Hello again,
This is my second journal, I debated weather or not to make a new journal or stick with the old one. I decided to go with a new one because I am in a bit of a different place right now.
My last journal left off with me cutting off the internet, it did not work as well as the last time I tried that approach. Anyway about the things that have changed, I am out of school and have a job now. I am working my way toward a professional athletic career, it is going well at the moment.
I had a relationship, well had the beginnings of one with a good friend. I basically ended it because of P, I liked her (and still do). I just didnt want her to become someone who had to deal with my problems, I figured she was better off without me. I always figured, in the back of my mind, that I could get myself together then things maybe could work out. Anyway she go back together with an old BF, and now they are engaged.
So that hit me pretty hard. I know the guy she is engaged to, stand up guy, I am happy for both of them. It just brought out these feelings in me, I dont want to push people away forever. I felt the whole situation was a reminder about what I have to do, I need to get myself right.
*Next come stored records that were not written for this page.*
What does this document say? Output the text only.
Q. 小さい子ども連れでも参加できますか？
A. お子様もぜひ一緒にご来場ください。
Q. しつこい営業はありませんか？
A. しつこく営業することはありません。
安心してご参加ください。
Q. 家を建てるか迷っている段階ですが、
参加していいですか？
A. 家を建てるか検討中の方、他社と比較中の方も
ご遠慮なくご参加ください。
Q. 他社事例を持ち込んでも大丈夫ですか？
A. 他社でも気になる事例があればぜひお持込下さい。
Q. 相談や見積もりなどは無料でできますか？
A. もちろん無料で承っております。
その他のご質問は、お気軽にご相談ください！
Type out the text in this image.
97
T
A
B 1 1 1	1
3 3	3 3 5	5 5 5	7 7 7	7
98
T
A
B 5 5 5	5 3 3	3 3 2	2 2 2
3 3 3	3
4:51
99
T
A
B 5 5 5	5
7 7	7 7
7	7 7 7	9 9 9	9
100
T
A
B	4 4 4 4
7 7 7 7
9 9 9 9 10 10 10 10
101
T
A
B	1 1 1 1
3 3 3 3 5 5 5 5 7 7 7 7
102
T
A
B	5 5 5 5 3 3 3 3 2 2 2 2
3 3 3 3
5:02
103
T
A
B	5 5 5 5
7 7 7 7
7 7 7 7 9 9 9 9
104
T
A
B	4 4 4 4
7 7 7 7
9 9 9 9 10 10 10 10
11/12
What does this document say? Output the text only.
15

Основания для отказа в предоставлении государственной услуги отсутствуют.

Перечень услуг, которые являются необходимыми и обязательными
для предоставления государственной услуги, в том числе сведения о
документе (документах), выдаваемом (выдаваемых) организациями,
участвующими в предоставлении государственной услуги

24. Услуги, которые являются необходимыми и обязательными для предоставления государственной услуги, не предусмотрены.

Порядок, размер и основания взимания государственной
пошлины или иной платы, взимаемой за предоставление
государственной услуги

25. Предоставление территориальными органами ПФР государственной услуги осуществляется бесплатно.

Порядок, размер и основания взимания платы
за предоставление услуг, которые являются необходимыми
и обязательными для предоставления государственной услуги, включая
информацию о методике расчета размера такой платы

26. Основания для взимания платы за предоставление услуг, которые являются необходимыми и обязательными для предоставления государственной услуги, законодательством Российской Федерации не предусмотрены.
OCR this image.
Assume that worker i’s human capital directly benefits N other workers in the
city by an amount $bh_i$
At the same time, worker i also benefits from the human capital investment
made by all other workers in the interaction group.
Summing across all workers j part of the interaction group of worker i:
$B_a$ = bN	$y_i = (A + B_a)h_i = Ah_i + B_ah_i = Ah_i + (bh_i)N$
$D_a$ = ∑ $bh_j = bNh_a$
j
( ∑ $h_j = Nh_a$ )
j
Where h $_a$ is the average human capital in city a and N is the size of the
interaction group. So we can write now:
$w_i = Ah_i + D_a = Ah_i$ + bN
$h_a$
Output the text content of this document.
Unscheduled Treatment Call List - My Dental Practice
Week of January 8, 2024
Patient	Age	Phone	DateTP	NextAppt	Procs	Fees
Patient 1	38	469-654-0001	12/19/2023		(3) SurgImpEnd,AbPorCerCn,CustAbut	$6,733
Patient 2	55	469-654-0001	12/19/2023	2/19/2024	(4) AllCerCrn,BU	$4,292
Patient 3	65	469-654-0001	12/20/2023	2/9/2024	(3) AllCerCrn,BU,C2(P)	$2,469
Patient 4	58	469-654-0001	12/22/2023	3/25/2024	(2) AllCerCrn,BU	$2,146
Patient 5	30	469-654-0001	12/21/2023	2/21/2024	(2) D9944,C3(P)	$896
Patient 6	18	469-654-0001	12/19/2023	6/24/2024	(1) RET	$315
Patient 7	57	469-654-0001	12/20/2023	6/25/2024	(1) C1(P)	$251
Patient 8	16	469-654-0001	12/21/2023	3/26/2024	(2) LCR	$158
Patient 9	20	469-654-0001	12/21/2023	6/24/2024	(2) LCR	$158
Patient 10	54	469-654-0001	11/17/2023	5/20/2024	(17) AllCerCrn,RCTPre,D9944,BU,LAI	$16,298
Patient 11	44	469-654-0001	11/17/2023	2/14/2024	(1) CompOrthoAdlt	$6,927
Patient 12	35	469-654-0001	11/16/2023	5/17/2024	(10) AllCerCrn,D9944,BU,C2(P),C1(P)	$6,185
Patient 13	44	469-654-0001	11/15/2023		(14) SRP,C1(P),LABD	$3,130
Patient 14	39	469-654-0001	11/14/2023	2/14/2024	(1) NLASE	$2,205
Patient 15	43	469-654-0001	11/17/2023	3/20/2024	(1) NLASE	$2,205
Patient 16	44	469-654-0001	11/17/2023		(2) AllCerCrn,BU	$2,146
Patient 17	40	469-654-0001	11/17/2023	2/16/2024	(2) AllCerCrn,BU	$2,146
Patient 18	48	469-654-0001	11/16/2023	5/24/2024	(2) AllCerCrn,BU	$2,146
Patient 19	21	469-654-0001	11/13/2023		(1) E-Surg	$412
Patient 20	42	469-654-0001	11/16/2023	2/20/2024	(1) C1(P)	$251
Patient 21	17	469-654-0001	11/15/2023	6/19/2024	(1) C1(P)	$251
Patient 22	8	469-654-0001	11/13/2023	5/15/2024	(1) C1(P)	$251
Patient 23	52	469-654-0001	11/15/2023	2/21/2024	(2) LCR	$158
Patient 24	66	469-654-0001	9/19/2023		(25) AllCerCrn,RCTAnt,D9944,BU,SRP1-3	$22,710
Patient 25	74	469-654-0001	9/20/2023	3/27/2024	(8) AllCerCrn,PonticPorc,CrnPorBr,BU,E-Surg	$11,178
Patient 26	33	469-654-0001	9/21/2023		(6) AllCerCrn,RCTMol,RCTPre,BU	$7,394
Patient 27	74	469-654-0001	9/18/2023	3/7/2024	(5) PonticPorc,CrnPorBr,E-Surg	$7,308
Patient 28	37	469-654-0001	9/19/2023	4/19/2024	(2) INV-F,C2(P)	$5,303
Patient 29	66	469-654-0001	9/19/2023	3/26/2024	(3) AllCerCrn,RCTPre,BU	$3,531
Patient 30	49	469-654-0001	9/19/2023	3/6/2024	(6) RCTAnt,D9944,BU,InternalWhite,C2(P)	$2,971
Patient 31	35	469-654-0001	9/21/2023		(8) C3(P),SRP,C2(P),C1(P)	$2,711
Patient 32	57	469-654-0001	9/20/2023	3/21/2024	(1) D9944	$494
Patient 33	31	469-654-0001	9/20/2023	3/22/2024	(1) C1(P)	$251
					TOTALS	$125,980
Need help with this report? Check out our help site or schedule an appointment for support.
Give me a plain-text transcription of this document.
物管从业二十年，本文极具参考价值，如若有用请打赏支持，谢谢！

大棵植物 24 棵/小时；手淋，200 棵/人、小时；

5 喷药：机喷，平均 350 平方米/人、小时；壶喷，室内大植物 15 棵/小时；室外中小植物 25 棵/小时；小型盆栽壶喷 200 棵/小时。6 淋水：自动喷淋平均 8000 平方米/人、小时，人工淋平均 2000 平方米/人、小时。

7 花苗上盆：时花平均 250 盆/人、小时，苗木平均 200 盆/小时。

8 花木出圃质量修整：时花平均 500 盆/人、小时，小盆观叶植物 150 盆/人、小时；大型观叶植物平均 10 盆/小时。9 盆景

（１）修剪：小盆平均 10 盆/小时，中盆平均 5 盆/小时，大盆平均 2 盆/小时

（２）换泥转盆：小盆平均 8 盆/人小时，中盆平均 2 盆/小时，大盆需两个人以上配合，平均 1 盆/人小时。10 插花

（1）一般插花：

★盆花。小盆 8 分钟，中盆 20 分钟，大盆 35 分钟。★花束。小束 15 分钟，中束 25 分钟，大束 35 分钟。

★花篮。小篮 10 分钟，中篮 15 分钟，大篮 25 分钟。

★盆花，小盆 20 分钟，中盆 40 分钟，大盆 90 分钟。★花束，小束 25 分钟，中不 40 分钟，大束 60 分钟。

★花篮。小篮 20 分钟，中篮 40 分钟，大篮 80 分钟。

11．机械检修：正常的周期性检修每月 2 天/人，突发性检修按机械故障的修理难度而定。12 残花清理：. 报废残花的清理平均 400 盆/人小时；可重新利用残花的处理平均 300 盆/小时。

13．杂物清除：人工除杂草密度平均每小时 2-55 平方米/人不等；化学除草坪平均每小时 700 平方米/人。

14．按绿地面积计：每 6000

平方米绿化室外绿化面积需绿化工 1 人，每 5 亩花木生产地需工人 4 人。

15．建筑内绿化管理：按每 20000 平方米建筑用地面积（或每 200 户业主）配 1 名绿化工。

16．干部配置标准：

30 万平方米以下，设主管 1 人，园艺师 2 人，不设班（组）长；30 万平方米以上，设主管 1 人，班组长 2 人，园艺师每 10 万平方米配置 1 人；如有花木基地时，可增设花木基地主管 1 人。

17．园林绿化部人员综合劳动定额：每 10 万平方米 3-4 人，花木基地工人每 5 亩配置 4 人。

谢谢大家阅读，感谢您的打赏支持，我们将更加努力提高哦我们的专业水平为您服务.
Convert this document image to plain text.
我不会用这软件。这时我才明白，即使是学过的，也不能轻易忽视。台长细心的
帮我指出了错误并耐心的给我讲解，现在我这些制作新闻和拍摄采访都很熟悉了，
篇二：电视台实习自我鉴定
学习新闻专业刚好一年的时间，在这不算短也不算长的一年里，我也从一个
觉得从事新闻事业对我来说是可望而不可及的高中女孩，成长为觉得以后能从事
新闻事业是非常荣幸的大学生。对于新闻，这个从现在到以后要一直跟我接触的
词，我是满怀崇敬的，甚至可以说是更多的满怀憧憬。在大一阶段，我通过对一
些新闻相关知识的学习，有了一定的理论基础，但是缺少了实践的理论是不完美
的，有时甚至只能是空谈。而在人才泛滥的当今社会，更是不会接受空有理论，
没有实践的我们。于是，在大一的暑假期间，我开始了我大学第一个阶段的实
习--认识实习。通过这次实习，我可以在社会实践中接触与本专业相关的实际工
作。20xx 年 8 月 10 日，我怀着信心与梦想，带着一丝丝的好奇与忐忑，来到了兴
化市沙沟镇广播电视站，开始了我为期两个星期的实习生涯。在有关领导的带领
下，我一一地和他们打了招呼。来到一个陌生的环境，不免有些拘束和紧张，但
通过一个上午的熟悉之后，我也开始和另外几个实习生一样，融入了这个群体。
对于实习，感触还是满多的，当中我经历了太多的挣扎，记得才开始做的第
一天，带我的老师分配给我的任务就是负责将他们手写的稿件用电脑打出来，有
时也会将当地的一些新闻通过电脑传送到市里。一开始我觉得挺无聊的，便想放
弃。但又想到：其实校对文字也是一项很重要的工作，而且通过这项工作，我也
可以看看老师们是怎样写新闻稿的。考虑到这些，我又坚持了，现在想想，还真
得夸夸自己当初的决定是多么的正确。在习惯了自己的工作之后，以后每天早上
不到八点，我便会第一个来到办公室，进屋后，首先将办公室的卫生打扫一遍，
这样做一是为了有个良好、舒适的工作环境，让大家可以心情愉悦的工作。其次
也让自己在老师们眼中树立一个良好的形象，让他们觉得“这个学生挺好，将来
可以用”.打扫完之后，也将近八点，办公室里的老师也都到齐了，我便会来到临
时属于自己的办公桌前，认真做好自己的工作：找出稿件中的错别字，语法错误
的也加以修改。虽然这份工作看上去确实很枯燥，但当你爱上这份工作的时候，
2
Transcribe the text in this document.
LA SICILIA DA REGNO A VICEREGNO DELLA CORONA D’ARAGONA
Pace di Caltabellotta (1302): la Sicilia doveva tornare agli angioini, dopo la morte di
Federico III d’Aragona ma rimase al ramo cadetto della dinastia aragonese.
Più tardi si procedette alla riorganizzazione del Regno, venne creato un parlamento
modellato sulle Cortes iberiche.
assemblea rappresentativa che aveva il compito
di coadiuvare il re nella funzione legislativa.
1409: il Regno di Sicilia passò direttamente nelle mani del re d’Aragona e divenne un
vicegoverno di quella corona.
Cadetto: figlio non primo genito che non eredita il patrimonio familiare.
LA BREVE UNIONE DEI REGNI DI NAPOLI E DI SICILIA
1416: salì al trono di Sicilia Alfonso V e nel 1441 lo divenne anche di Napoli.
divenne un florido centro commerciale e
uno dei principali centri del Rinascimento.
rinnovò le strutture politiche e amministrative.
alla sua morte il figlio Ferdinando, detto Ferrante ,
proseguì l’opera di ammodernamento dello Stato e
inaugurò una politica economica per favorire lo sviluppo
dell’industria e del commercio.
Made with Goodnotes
I am, if you cant already guess, someone who self punishes. If I dont think im good enough, worthy or whatever I will not succeed. I am confident in my ability to beat this thing, afterall I have gone over 100 days w/o P or MB. So I know if I can do that I can go the distance. If I go on with P I know I will never reach my full potential in anything I try because of my self punishing nature (to be prefectly clear, my self punishing is never physical, it is a mental thing where I hinder myself).
When I quit for the longest time everything kinda fell into place, but since then it has been much more difficult. I felt the best about my chances though when I had this journal and the accountability it provided. I am ready to move on with my life, to enter a new stage.
Im 24, male and addicted to P. But I'd like that to change this year.